Graffiti has been with us a long time, ever since the days of ancient Greece and Rome and early urban civilisation, so it is whimsical to suggest that the urge to scratch, spray or paint a message into public and private works is going to disappear. Something else that hasn’t changed is the belief of many that graffiti is not a legitimate art form, but rather an excuse to commit vandalism under the guise of art. What can also be forgotten are the dangers. A 17-year-old boy died in South Australia at the weekend after falling while trying to tag a bridge.

Sadly, the evidence that this is vandalism, not art, is all around us.

Put your graffiti detector on as you travel to and from work and you’ll be astounded by how many instances you will spy. Hasty scrawls on power plants. Words winding up power poles. Tags on buildings. Tunnels completely covered in drivel. Schools covered in pubescent angst. Then consider your reaction to it. Do you ever feel uplifted? Amused? Entertained? Has a clever pun ever tickled your fancy? Has an important message ever been passed on? Have you ever stopped and thought, “Hmm, knowing ‘Gordo has herpes’ is something that really has brightened my day”? Are public parks improved with black and blue scrawls everywhere?
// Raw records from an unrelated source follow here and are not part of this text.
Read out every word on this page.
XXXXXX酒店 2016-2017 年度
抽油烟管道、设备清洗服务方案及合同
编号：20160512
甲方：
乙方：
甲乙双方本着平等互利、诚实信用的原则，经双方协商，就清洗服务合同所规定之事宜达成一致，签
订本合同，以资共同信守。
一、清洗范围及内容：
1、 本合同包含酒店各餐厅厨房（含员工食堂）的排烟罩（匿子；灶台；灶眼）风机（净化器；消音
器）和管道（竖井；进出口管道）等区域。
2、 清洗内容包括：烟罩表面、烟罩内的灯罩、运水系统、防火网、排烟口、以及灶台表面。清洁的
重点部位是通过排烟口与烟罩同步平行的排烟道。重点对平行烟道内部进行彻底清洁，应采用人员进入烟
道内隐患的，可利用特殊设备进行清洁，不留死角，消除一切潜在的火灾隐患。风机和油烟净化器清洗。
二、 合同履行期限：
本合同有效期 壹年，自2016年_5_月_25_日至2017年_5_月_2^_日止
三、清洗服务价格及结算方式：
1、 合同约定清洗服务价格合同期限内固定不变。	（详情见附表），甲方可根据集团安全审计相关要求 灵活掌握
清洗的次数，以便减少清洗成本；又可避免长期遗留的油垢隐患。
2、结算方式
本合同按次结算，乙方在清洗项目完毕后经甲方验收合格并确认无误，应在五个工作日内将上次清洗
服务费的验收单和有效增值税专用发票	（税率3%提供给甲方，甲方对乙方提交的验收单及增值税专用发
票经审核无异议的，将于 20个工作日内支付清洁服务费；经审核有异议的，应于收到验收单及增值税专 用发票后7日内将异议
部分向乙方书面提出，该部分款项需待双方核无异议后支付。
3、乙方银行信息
Or do they add a sense of urban decay to the swings and greenery? In short, does graffiti fulfil the proper function of art? Because I’ve yet to see some that has moved me like a Carvaggio. Or even the Ginger Meggs cartoons in the newspaper. Or Garfield.

Certainly, many councils feel the same. They spend a frustratingly large amount of time and money cleaning up the mess our urban graffiti ninjas leave behind. They’re not handing out grants in the search of the next Basquiat.
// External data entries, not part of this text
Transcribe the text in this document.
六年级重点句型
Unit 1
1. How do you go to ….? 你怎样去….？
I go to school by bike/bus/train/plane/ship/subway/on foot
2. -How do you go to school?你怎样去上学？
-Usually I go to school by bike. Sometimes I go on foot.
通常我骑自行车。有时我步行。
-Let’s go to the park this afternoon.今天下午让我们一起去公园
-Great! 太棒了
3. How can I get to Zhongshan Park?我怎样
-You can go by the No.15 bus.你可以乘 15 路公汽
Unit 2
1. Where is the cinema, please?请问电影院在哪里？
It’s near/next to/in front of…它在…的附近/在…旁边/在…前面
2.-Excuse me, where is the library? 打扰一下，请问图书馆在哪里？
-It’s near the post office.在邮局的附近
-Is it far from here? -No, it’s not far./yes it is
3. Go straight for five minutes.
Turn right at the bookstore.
We were all young once. We weren’t all “squares”. We, too, once fought “The Man”. We wore onions on our belts, which were the style at the time. We understand the thrilling desire to scrawl on the forbidden. We want people to have freedom of expression. But people like Banksy are giving false hope to the illicit masses that their work is art rather than bilge. I have yet to see compelling cases of graffiti adding anything to the urban landscape. Banksy’s works could be seen to legitimise an army of youths with cans rampaging through our streets, leaving incoherent colour schemes everywhere.

In short, I could probably get behind the graffiti argument if it wasn’t mainly all awful. If there was some kind of beauty behind it. If there was evidence of deep themes. Or even something rendered with a future master’s touch, not a hand whose owner has one eye looking out for the railway security guards. Fellas, throw me a bone here — or a spray can.

No doubt the libertarian intelligentsia will leap to the defence of these Antipodean Banksies and their inalienable right to scrawl on any surface around. That is, until it comes anywhere near their homes, their cars or their favourite inner-city parks. Then they’ll put down the chargrilled quail and porcini mushrooms just long enough to whinge about reduced property prices and where are the cops when some spotty oik fancies some freelance self-expression on their Prius.

O’Farrell’s solution to take an offender’s driver’s licence away from them does seem somewhat harsh. Yet given graffiti’s prevalence in our neighbourhoods, perhaps that is what the situation requires.